¿Naciones Unidas?
No tiene un pase que pueda ejercerse el poder de veto en contra de los cimientos mismos de una organización como la ONU
Imagínense que en su comunidad de vecinos los dueños de los pisos más grandes tuvieran derecho a vetar las decisiones adoptadas mayoritariamente por el resto de los copropietarios. O que los grandes accionistas de una corporación impidieran que en ella puedan llevarse a la práctica decisiones acordadas por los socios minoritarios tras conseguir más votos en la junta general. Pues algo así lleva sucediendo en la Organización de las Naciones Unidas desde su fundación, atribuyendo a cinco miembros de su Consejo de Seguridad –la máxima autoridad sobre la paz en el mundo– todo un exorbitante poder de veto sobre sus resoluciones en un asunto de tan plurales consecuencias, incluidas las económicas, como ahora se está comprobando en la crisis ucraniana.
Esta extravagante e inexplicable facultad que aún asiste a China, Rusia, Estados Unidos, Francia o Gran Bretaña está sin duda detrás de los principales conflictos que hemos padecido o aún sufrimos desde la última Gran Guerra.
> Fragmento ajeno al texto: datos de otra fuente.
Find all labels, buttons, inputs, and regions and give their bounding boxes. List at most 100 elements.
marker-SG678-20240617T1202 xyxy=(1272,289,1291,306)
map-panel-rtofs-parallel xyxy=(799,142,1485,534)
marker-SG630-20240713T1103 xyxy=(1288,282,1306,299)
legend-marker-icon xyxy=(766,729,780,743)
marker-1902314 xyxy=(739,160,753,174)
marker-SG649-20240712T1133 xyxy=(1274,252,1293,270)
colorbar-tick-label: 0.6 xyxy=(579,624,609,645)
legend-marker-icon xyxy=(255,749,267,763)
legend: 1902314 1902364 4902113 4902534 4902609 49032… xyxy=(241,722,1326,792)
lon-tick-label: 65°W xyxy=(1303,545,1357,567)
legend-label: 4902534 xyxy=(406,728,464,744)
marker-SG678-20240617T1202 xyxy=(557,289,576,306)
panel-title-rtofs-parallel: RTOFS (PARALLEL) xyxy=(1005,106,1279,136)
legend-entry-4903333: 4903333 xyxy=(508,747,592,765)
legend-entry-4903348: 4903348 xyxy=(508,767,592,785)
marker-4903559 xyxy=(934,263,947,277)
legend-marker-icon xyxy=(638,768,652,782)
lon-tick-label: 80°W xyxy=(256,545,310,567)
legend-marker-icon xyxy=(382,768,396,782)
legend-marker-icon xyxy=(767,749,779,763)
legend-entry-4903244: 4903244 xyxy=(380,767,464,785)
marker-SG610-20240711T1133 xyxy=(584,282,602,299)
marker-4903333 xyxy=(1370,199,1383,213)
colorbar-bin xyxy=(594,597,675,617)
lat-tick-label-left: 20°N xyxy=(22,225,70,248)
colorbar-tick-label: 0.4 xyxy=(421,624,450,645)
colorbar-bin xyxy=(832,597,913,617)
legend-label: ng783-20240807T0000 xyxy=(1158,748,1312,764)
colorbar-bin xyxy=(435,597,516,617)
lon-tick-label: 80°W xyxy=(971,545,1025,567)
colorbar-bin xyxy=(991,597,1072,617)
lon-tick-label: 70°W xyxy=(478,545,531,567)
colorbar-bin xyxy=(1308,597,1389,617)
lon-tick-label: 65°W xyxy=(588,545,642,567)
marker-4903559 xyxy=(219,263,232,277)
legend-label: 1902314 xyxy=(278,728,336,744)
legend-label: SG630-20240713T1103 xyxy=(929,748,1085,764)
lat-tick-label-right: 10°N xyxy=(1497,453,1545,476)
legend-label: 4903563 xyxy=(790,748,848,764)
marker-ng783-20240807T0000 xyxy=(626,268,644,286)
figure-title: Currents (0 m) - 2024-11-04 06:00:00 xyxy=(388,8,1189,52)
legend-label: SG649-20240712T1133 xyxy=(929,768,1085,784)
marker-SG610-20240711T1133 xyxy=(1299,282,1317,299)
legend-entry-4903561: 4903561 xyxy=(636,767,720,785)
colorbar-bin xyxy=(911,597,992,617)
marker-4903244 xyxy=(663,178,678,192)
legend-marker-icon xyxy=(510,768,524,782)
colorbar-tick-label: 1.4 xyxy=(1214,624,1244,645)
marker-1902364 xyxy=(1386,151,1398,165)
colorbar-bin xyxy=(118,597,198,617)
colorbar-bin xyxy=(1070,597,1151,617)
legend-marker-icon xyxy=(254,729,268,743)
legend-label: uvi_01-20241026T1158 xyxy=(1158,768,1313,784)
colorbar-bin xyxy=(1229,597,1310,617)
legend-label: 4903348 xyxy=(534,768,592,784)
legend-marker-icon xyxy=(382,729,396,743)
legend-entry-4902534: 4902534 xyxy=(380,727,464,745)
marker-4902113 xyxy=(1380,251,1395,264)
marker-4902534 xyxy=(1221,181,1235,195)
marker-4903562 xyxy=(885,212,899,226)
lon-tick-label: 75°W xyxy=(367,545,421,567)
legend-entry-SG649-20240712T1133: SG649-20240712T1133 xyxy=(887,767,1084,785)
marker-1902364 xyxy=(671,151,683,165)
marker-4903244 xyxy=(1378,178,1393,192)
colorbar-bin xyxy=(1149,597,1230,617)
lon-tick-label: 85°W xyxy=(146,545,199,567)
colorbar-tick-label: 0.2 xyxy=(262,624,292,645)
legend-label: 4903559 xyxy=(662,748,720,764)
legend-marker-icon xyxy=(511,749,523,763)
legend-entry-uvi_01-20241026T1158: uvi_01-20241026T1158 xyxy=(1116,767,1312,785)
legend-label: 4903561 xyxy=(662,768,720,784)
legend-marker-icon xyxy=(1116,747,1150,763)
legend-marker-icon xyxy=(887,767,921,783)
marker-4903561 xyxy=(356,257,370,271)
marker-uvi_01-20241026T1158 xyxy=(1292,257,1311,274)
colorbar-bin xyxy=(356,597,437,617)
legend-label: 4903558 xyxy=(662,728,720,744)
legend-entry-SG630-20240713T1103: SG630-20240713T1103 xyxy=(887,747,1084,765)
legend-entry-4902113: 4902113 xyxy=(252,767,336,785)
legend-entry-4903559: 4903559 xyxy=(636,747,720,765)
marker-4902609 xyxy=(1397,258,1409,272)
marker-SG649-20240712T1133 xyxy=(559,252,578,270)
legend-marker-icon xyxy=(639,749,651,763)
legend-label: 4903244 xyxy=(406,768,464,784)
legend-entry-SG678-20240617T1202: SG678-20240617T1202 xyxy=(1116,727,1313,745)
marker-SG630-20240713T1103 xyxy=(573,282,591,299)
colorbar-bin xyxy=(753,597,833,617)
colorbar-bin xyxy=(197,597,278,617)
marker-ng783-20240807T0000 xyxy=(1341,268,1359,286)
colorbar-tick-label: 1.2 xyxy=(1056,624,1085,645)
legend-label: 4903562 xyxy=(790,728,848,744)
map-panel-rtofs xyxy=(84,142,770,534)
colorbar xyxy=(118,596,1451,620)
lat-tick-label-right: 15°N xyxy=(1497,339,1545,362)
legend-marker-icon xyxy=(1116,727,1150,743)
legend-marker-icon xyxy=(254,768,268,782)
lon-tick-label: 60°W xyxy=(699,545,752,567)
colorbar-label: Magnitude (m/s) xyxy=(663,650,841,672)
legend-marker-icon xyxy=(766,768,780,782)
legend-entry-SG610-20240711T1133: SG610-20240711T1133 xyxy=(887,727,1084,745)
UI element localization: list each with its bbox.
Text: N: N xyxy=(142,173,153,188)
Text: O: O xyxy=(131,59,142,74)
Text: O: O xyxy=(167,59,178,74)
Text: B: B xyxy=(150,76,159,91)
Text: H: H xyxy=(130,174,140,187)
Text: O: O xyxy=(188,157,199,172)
Los enquistados problemas de Oriente Medio han dado lugar a infinidad de vetos cruzados de los norteamericanos con los chinos y los rusos, dependiendo de los intereses implicados de judíos o palestinos. El caso de Siria resulta sangrante, habiéndose opuesto rusos y chinos a cualquier tentativa de intervención multinacional en la zona, impidiendo desplegar los cascos azules para evitar una prolongada escabechina. De los dos centenares largos de vetos ejercidos desde 1946 hasta hoy, Rusia ha firmado la mayor parte, en no pocas ocasiones apoyado por su gran aliado en estas cuestiones, el Gobierno de Pekín.
Qué duda cabe que contar con estos países en un organismo como la ONU es imprescindible, si no queremos que sucumba como su antecesora, la Sociedad de Naciones. Pero hemos de recordar que una de las causas de la desaparición de esta entidad se debió también a la generalización de estos dichosos vetos, que complicaron su misión hasta el final, como ahora puede estar aconteciendo con Naciones Unidas.
Que un régimen matoneril como el de Putin y otra hedionda dictadura digital como la Xi Jinping continúen gozando de capacidad legal para evitar que se perpetren cada dos por tres atrocidades a diestro y siniestro, revela el lamentable estado de cosas al que hemos llegado. Cierto que los Estados Unidos son los segundos a la hora de vetar, pero es de justicia reconocer que desde 1991 ha hecho un uso bastante moderado de esta potestad, y en buena medida en defensa de la causa democrática, aunque haya habido excepciones en la década de los ochenta del pasado siglo. El Reino Unido y Francia no han abusado tampoco de esa escandalosa fórmula, que sigue dificultando que las contiendas se resuelvan o al menos se atenúen, y que tantas veces pone al planeta los pelos de punta ante masacres que no conocen límites.
Precisamente a los franceses se debe una de las propuestas más interesantes para corregir esta disparatada antigualla que azota a diario la convivencia internacional. Aunque haya sido descartada la loable iniciativa gala de circunscribir el veto a aquellos acontecimientos en que no medien crímenes contra la humanidad, de guerra o salvajadas por el estilo, bien debiera de insistirse en ese primer paso, que desde luego puede contribuir a evitar barbaridades como las que nos tienen acostumbrados desde hace algunos años los deplorables mandatarios rusos o chinos.
¿Podría haber invadido Moscú a Ucrania si la ONU hubiera reaccionado con energía a su anterior ocupación de Crimea, impedida por su veto a la correspondiente resolución del Consejo de Seguridad? A buen seguro que no, porque hemos de saber que el veto, en manos de desaprensivos, suele producir un efecto diametralmente alejado de los valores que encierra la Carta de Naciones Unidas e incluso del objetivo que sus impulsores aspiraban en un principio, que nada tiene que ver con pisotear los derechos humanos y violentar fronteras a capricho, como hoy nos hemos acostumbrado a observar.
No tiene un pase que pueda ejercerse el poder de veto en contra de los cimientos mismos de una organización como la ONU. Y eso es lo que ocurre cuando uno de sus miembros permanentes desbarata las reacciones de la comunidad internacional en defensa de la paz y la seguridad mundial. Continuar por este perverso derrotero nos devuelve al derecho del puño del Medievo, o a esa ley del más fuerte que siempre conduce al despeñadero.